Most challenging site I’ve worked on: Trent Clinkscales, owner, Clinkscales Portable Toilets & Septic Service — It was an existing system evaluation where the drainfield was on the other side of a deep ravine. In order to get the camera and locating equipment to the site, we strapped everything on my all-terrain vehicle (2006 Yamaha Grizzly 700) and drove down and back up the steep slope. Although the homeowners rode their motorcycles back there, there wasn’t a trail big enough for the four-wheeler so they had to clear a path for us. It was steep going down and steep going back up the other side to where the drainfield was. But it worked out really well. It saved a lot of trips back and forth, up and down the draw.

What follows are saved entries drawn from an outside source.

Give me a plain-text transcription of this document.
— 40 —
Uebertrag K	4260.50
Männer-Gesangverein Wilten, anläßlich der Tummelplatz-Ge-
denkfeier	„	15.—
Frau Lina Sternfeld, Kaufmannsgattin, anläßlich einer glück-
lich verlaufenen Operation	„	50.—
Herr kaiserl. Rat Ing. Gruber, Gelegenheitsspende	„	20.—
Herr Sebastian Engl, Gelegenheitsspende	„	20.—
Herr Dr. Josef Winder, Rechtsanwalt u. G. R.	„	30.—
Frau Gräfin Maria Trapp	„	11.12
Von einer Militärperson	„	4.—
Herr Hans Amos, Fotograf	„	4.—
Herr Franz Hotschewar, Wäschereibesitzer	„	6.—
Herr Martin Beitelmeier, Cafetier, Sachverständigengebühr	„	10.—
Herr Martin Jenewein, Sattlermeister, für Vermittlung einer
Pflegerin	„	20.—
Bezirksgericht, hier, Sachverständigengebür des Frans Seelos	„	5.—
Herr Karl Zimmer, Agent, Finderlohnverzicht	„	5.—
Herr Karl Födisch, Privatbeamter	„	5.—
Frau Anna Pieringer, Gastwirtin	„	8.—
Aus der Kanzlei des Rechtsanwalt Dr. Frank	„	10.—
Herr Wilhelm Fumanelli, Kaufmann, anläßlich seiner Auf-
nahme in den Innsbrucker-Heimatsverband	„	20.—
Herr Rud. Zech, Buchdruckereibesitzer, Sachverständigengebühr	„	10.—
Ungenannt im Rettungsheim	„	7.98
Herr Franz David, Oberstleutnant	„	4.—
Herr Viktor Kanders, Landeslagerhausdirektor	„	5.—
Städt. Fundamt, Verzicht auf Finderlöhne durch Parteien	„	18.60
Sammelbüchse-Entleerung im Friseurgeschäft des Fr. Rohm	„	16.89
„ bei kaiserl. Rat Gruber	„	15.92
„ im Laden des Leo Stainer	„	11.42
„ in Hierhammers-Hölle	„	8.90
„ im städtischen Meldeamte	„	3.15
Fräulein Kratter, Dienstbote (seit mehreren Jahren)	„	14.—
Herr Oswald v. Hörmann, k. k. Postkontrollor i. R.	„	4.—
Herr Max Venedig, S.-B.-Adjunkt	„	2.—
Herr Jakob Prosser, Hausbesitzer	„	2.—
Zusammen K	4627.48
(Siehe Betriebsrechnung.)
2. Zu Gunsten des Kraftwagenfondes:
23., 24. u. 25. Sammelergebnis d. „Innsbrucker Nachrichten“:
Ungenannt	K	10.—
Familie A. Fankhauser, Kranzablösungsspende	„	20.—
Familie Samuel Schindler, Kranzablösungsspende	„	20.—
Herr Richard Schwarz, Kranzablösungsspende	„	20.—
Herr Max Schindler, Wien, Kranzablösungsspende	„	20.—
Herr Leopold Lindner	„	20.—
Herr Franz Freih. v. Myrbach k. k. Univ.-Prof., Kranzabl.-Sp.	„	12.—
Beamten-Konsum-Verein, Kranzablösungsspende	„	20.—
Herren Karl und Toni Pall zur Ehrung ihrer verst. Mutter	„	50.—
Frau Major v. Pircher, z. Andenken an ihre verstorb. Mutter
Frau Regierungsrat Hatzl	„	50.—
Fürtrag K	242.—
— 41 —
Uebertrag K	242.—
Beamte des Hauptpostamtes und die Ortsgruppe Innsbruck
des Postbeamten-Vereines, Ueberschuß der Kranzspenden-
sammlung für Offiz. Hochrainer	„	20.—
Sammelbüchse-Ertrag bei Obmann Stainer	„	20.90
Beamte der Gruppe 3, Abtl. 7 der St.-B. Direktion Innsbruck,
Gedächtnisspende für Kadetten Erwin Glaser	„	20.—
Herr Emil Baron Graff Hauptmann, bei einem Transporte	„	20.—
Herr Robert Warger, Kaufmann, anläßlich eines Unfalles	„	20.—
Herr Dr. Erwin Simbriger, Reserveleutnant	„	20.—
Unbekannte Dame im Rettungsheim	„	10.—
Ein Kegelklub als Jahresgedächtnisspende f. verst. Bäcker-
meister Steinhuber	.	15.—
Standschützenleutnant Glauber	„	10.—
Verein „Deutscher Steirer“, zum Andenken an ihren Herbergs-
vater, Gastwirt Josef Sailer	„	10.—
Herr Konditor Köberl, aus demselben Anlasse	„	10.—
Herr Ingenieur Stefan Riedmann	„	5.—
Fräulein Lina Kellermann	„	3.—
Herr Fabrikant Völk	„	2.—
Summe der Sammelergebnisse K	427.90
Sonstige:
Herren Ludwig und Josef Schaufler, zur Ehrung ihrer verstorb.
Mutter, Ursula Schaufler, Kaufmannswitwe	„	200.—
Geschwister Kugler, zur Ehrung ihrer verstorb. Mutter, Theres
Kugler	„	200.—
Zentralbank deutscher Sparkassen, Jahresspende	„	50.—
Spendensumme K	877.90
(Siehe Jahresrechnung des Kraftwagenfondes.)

The job I’ll never forget: John Bowen, president, Ken-Way Services of Rice Lake Inc. — Believe it or not, I have a very weak stomach and have been known to lose my “cookies” on certain jobs. I have to keep reminding myself of my motto: It smells like money! But one job I will never forget is when I was at the home of an elderly woman unplugging the line from the lift pump to the main sewer line. I had unhooked the pipe from the lift pump and was clearing the line. The homeowner was very interested in seeing what I was doing, so she was bent over behind me. She accidentally hit the float for the lift pump and got sewage all over her. Her final comment was, “I should know better than to watch what you are doing.” We both laughed.

Benefits of belonging to the association: Brian Wakefield, owner, B & J Wakefield Services — Having more knowledge about the industry, getting involved with legislation, getting to know other people in the field and knowing who to call throughout the state if something comes up. We get involved with the politics side of it when we need to or when we need assistance when something arises.

The craziest question I’ve been asked by a customer: Chic Shaw, president, Chic’s Contracting —  “What makes a better septic tank, a car or a pickup?”